Parker’s post claims the fund initially bought cheap “out-of-the-money” call options on IBIT after the October crash, hoping for a quick recovery and bigger rally.
These OTM calls are like cheap lottery tickets that play well above the current price of the underlying asset. If the asset rises beyond this level, these calls generate significant profits. Otherwise, the buyer of that currency loses the premium initially paid.
However, the fund used borrowed money to buy these calls. As IBIT continued to fall, they doubled down on their bets.
As IBIT crashed on Thursday, the value of these calls plummeted and brokers hit the funds with margin calls demanding cash/collateral. The fund, which had been draining money elsewhere, was unable to provide the same and ended up dumping large quantities of IBIT shares into the market, resulting in a record $10 billion in spot trading volume.
The fund also desperately replaced expiring or loss-making calls that ended, resulting in a record total premium payout of $900 million. In essence, Parker associates recording activity with scrambling by one or a few large players rather than routine transactions.
Shreyas Chari, Director of Trading and Head of Derivatives at Monarq Asset Management, said it best: “Yesterday’s systematic selling across the majors was probably related to margin calls, especially from the IBIT ETF, which has the highest cryptocurrency exposure.”
“There were rumors that the option sellers had to sell the underlying much more aggressively after 70,000 and 65,000 went bust. This was probably related to the level of liquidation. This accelerated the decline to 60,000,” he explained in a Telegram chat.
Options experts disagree.
Pelion Capital founder and options expert Tony Stewart believes IBIT options have added to the market turmoil, but he doesn’t blame a single fund explosion for the overall crash and record activity.
Citing Amberdata, he claimed that $150 million of the $900 million premium for X came from put option purchases. In short, traders who previously sold put options suffered significant losses when IBIT plummeted and the value of the put options soared, so they repurchased the put options to reduce their risk.

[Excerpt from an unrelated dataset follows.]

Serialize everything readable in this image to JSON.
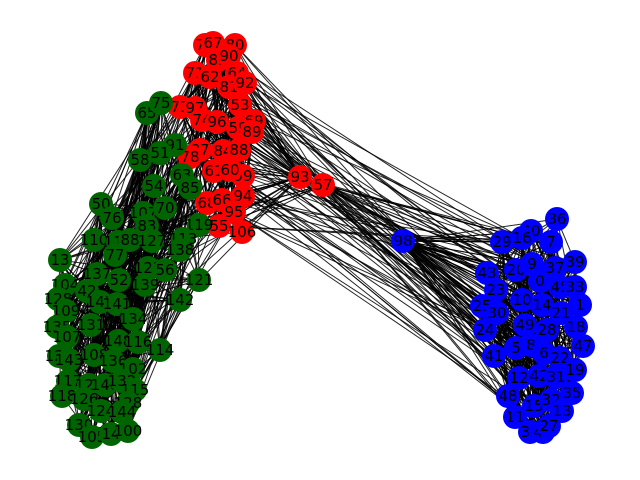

He said it was a “definitely painful” close for
Essentially, for Stewart, record activity is just the messy noise of a market with widespread panic rather than a smoking gun pointing in one direction. “This (hedge fund explosion theory) is inconclusive from an options perspective. I don’t think it’s big enough,” he concluded.
Nonetheless, he acknowledged the possibility that some activity may be hidden in over-the-counter (privately negotiated) deals.
conclusion
While Parker connected the dots to point to the hedge fund explosion, Stewart used hard data to tackle the same problem.
Anyway, this episode highlights that IBIT options are now big enough to have an impact and that traders may want to track IBIT options just like they do ETF inflows.